Newton solver in Stan

Stan’s current method for solving systems of (nonlinear) algebraic equations is Powell’s dogleg method, as implemented in Eigen. There have been a few examples where Newton’s method is, up to an order of magnitude, faster. Examples include Precise but wrong results for a drug interaction model and Algebraic sovler problems (Laplace approximation in Stan), plus some other experiment I conducted myself.

This warrants creating a new solver. I’ll detail out the difference between the two solvers, along with recommendations on when to use which. Before opening an issue on GitHub, I however wanted to start a conversation here. The way I see it, Newton’s solver would have the same signature as Powell’s solver. We may however want to add other options, such as an adaptive step size.

2 Likes

Is this a different Newton’s method than the optimizer we currently have? If it requires second derivatives, how do you propose to get them?

I don’t know who the best person is to talk to about these algorithms. If it were me, I’d ask @Marcus_Brubaker, @betanalpha, and @bgoodri.

Same idea but @charlesm93 is talking about something to use inside a Stan program rather than applied to a Stan program.

2 Likes

OK—any way we could use a common implementation. One of the things I disliked about the ADVI implementation was the embedded implementation of an optimizer. I’d prefer to pull out a single implementation to maintain, even if it needs slightly different interfaces for optimizing a Stan program and whatever the use is here.

1 Like

When solving an algebraic equation, Newton’s solver is a first-order method. It is a second order method for an optimization problem, because the algebraic equation is constructed by taking the derivative of the objective function.

I can look at the Newton solver used for ADVI and link it to the new solver.

+1! Charles: Maybe you and @betanalpha and me should get together next week and have a quick look at how we should build a more unified algorithms design (so that the non-HMC stuff is at least as well designed as the HMC stuff)

What do you mean by “second order” here? It still has quadratic convergence (locally) in both cases (which is the usual meaning of second order in numerical analysis)

Oups, mixed up some technical terms. I’m talking about the order of the derivative that needs to get computed.

And yes, happy to meet up next week, and work this, and other things out, with Michael.

1 Like

Cool! Sorry I got confused! I’m there on Wednesday and we can chat to work out a time then.

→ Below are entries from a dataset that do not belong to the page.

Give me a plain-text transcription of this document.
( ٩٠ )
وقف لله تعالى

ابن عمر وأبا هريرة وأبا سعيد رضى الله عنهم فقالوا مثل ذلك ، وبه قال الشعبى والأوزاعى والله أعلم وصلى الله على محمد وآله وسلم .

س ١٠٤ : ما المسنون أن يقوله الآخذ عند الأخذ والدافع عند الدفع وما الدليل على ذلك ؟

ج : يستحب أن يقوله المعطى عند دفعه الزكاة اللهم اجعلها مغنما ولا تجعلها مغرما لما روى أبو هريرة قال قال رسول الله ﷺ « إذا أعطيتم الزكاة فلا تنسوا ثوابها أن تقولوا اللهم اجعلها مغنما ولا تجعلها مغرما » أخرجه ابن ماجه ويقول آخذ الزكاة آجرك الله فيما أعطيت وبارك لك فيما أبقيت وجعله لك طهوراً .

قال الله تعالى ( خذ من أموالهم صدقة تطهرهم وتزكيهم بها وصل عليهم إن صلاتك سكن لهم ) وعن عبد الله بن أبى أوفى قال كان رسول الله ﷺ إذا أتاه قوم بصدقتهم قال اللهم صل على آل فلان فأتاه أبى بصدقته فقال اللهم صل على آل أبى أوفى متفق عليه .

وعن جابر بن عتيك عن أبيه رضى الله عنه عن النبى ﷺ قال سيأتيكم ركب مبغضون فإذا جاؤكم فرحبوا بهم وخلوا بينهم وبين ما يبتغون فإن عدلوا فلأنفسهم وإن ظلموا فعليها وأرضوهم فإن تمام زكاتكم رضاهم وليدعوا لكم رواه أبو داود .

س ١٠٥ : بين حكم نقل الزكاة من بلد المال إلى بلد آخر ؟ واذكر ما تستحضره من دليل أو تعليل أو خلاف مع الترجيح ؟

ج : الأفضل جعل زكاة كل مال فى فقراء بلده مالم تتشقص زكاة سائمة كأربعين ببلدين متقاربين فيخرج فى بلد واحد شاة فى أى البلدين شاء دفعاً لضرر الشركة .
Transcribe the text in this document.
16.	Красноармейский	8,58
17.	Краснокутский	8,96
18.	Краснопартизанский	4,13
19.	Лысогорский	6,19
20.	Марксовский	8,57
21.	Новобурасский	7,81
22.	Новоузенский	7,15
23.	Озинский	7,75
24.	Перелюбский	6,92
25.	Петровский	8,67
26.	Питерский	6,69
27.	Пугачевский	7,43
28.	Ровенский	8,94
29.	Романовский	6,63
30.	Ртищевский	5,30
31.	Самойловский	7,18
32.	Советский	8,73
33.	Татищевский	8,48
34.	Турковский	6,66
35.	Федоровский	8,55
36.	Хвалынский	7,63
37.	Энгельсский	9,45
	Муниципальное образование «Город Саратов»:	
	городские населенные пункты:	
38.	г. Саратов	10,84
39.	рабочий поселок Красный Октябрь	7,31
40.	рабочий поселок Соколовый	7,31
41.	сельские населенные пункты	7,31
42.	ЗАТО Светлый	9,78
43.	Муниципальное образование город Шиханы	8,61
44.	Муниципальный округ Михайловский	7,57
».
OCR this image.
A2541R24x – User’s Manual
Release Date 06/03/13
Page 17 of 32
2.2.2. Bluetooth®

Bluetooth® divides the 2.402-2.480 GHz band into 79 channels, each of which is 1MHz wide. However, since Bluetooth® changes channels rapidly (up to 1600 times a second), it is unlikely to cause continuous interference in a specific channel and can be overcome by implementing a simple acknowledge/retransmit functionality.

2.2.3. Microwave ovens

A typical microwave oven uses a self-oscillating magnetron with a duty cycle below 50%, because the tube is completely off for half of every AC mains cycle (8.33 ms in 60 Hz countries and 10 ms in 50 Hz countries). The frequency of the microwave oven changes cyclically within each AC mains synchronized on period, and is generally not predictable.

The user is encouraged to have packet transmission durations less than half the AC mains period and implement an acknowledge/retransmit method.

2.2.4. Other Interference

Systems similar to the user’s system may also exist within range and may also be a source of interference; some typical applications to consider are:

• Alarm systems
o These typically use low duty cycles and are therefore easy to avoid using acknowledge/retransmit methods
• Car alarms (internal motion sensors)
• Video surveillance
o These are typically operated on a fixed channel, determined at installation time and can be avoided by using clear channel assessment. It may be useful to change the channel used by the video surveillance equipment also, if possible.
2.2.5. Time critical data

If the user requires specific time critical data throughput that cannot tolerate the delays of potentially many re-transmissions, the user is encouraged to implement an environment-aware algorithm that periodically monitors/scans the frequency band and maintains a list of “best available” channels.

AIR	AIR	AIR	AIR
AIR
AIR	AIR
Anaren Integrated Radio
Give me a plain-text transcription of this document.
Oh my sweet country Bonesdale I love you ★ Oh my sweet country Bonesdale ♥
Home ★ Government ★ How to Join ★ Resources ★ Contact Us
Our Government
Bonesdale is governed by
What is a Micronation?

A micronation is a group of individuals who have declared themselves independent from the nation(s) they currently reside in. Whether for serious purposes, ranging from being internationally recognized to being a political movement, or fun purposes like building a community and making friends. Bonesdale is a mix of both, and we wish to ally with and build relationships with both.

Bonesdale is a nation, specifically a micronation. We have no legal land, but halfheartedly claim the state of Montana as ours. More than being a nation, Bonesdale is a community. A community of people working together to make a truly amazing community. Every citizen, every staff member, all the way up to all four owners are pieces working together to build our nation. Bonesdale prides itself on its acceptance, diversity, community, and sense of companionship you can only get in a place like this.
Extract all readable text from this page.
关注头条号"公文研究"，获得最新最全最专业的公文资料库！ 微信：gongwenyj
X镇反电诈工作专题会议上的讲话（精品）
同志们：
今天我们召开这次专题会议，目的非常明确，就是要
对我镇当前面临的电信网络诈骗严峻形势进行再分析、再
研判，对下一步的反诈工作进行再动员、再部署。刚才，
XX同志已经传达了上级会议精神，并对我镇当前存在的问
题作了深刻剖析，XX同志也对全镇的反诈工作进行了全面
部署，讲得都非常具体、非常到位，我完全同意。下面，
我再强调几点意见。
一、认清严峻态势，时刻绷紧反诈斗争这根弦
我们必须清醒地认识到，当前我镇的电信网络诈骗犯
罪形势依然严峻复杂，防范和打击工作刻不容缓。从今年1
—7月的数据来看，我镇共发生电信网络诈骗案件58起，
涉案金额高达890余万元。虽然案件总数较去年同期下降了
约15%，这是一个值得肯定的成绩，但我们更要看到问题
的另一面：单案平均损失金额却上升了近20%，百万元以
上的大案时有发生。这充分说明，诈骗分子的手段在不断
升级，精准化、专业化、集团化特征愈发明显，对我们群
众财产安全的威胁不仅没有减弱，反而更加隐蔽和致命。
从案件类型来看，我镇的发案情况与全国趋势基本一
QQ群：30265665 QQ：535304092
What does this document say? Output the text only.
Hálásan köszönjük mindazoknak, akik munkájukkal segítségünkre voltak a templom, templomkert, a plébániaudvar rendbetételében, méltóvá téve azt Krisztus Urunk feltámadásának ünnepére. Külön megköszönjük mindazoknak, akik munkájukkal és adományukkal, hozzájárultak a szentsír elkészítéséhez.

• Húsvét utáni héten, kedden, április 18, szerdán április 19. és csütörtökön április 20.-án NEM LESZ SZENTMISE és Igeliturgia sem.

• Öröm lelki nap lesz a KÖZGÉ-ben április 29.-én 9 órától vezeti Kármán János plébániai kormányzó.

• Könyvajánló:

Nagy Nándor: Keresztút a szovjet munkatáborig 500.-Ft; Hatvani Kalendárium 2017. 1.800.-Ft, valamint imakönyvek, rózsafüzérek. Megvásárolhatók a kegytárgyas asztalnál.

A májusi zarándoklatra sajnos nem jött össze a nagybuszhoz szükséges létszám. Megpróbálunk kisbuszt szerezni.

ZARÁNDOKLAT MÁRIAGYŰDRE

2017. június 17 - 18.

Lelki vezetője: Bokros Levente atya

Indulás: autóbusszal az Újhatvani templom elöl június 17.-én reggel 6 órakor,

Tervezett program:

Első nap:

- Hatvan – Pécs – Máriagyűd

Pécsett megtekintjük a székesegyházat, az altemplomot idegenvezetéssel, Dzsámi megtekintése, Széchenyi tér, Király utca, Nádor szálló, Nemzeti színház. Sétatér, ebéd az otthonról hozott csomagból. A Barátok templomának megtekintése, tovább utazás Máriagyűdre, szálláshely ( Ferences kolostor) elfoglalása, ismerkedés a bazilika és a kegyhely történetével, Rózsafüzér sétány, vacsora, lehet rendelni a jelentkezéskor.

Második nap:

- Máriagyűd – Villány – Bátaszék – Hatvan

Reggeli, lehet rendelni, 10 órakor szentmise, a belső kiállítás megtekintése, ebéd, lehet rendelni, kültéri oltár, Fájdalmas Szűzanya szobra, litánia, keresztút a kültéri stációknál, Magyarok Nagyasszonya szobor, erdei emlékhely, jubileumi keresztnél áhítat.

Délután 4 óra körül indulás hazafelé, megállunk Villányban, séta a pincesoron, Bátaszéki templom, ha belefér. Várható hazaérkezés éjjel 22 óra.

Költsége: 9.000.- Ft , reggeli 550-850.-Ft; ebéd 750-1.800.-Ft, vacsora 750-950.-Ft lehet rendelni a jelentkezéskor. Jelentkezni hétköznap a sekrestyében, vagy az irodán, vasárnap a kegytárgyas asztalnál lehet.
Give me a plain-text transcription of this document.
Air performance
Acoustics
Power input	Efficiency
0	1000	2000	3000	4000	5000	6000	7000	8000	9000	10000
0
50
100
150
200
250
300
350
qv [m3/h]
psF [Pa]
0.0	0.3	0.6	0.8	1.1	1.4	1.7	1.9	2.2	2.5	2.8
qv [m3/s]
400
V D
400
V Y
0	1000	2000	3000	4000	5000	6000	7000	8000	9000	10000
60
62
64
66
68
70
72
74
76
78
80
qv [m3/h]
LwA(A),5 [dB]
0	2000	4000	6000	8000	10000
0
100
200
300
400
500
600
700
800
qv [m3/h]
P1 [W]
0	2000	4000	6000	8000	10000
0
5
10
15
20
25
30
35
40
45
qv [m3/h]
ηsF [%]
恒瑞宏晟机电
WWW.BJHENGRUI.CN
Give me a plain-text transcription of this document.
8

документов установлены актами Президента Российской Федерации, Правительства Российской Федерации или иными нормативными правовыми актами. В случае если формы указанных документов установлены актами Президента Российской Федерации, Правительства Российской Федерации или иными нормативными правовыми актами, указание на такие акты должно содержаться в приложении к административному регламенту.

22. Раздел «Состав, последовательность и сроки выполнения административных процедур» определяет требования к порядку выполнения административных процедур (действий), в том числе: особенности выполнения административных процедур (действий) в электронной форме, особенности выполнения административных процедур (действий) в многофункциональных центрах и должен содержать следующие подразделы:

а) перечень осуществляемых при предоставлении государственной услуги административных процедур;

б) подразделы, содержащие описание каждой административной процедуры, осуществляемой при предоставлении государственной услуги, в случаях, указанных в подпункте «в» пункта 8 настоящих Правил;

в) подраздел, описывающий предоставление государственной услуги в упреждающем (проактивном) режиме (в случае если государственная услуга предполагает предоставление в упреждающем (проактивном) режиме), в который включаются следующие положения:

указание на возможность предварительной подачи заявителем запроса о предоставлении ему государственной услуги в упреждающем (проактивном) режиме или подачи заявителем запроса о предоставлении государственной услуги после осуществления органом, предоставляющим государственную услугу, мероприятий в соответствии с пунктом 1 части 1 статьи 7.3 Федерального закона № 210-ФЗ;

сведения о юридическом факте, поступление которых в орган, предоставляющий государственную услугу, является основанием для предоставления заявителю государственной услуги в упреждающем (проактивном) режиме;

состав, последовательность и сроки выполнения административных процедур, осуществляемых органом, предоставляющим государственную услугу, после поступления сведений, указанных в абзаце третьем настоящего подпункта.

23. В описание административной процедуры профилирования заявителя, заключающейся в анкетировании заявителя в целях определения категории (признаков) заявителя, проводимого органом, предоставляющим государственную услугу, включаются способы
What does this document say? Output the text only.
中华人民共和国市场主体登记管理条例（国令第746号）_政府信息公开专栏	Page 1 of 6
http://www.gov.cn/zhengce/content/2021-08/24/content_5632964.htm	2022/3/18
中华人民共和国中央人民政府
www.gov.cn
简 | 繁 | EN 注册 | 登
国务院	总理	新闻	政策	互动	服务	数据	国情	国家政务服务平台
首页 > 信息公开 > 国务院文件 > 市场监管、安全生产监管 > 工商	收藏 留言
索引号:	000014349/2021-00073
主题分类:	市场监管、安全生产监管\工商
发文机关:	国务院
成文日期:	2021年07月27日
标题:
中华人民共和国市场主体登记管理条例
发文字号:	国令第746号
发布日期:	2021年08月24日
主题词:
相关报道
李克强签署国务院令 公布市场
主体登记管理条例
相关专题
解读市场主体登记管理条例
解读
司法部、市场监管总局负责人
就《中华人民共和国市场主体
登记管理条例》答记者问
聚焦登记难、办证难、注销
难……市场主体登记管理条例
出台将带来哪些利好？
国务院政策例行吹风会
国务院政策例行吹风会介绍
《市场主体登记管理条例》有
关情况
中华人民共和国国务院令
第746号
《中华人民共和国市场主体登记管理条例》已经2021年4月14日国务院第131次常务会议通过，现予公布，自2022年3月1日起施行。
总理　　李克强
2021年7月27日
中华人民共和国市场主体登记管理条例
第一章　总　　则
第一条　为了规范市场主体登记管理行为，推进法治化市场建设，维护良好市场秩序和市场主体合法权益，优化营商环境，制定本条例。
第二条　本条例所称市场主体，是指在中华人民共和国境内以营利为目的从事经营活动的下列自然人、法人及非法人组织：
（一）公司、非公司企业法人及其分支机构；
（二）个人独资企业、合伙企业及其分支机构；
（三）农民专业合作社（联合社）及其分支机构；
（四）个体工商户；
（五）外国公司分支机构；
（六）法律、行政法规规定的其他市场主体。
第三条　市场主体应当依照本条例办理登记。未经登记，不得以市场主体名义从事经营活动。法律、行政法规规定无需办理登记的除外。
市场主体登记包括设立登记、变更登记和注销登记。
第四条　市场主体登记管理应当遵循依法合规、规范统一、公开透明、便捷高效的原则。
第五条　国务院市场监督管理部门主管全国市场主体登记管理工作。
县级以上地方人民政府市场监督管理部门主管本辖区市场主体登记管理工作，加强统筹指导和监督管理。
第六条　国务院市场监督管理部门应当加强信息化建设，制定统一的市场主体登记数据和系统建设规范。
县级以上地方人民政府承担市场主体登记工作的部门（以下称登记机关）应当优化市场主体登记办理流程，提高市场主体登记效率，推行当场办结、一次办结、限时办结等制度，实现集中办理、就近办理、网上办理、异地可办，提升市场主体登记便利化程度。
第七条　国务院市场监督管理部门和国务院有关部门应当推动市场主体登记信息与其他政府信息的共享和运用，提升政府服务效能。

The “order” in this context has been confusing us for years!

Reviving this topic.

I had an email exchange with @yizhang regarding the Newton solver. He remarked the system currently used for ADVI works fine for small systems but does not support parallel or multiple schemes.

A more performant solver may be the one offered by KINSOL of SUNDIALS. Since we already have a dependency on SUNDIALS, this shouldn’t be too much overhead to add.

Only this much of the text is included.